Claim 1: If $f$ is differentiable at $x$ then the sequence of partial sums $\sum_{n=0}^N \cos(2^n x)$ is bounded.

Proof: There is a uniform estimate of the form $$\frac{\sin(x) - \sin(y)}{x - y} = \cos(x) + O(|x-y|).$$ Plugging this into the definition of $f$ and truncating the sum gives $$\frac{f(x) - f(y)}{x-y} = \sum_{n=0}^N \cos(2^n x) + O(2^N |x-y|+ 2^{-N} |x-y|^{-1}).$$ Now pick $y$ so that $|x-y| = 2^{-N}$. It follows that $$\sum_{n=0}^N \cos(2^n x) = \frac{f(x) - f(y)}{x - y} + O(1) = f'(x) + O(1)$$ if $f$ is differentiable at $x$.

Claim 2: For almost all $x$ (in the sense of either measure or category), the sequence of partial sums $\sum_{n=0}^N \cos(2^n x)$ is not bounded.

Proof: Consider the binary expansion of $x / (2 \pi)$. Almost surely there will be a long stretch of zeros somewhere. That means there is some $n$ such that $2^n x \approx 0$ mod $2 \pi$, so the partial sums cannot be bounded.

There are some $x$ for which the partial sums $\sum_{n=0}^N \cos(2^n x)$ are bounded, e.g., $x = 2\pi / q$ for any proper prime power $q$ such that $2$ is a primitive root (e.g., $q = 9$). I still doubt that $f$ is differentiable at these points.

Solution 2:

I apologize because I am force to write it on phone. I hope it will be not to hard to read.

In fact, there is a powerful theorem that give conditions for which a "lacunary trigonometric serie" is nowhere differenriable. The proof can be found in the french book, Analyse pour l'agrégation, Zuily-Quéffelec.

Let $a_n$, be a complex sequence with $\sum |a_n| < \infty$. Let $b_n$ be a real sequence. Define $d_n = dist(b_n, (b_k)_{k \neq n}) $. We suppose that $d_n>0$ and $d_n \to \infty$. Then, if $f(x) = \sum a_n e^{i b_n t} $ is differentiable at one point (at least), then $a_n d_n \to 0$.

By contradiction, it show that the function of this question is nowhere differentiable ($a_n = 1/2^n$ or $- i/2^n$ and $b_n = 2^n$ or $-2^n$, depending of the parity of n.
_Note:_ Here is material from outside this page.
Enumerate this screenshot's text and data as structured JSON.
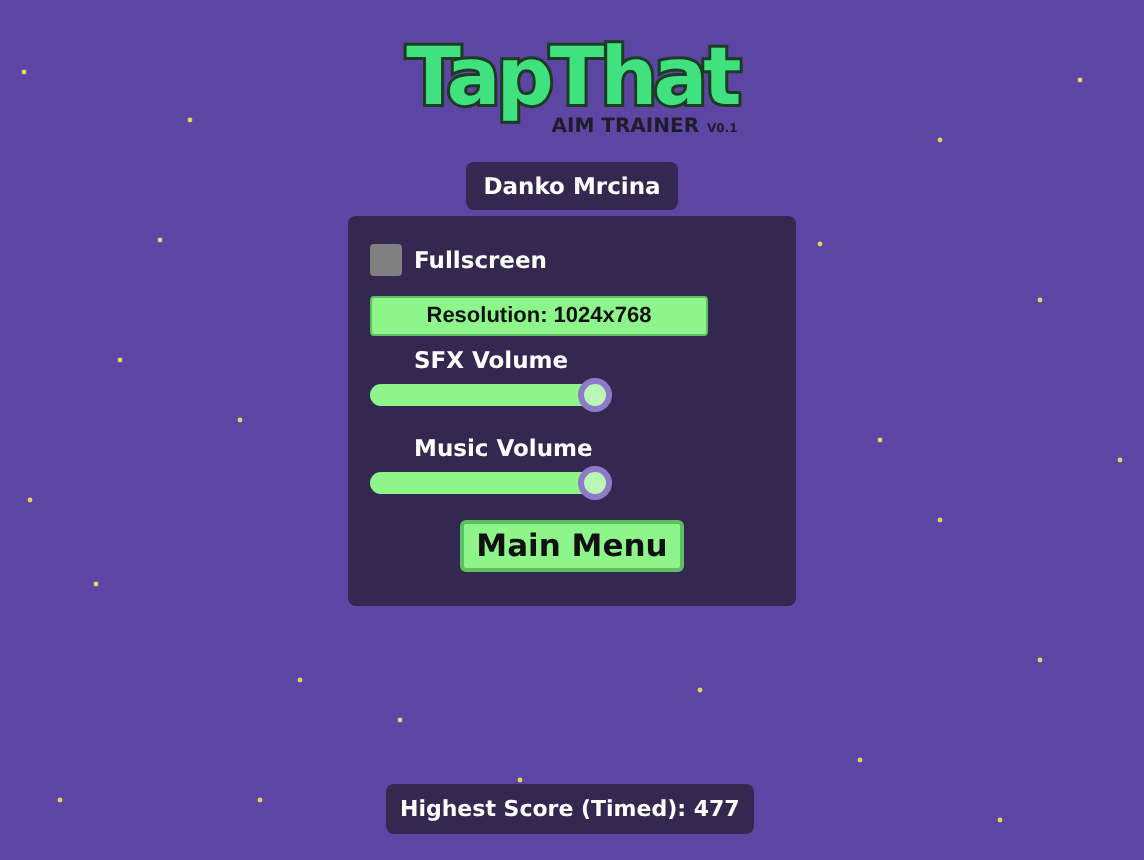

Thus $a_n d_n = 1/2$).

The proof of the theorem goes as follow. Let $\phi$ be a Schwarz function with $\hat{\phi}(0)=1$ and with support of $\hat{\phi} $ included in $[-1,1]$ (we can construct it by taking the Fourier transfort of the a test function with support included in $[-1,1]$). By Fubini theorem :

$a_n = \int f(x/d_n) \phi(x) e^{-i b_n/d_n x} dx$ (just expand f, intervert sum and integral and use the fact that the support of $\hat{\phi}$ is included in $[-1,1] $.

The next step is to handle the case where f is differentiable at 0 with $f(0)=f'(0)=0$. Then by considering "small x" (main argument : differentiability at 0) and "big x" (main argument : $\sum |a_n| < \infty$) we can prove that for all x : $|f(x)| \leq C| x|$ with $C > 0$

The can now easily conclude, in that particular case, using the expression of $a_n$, the previous estimate of $f$ and the fact that $\phi$ is Schwarz, that $a_n d_n \to 0$ (Lebesgue theorem can be applied).

For the general case, if f is differentiable at $x_0$, we consider $g(x) = f(x + x_0) + a e^{i b_1 x} + b e^{ i b_2 x}$ with $a, b$ chosen such that $g$ satisfies the particular case above. Thus $g$ is nowhere differentiable, and thus also $f$.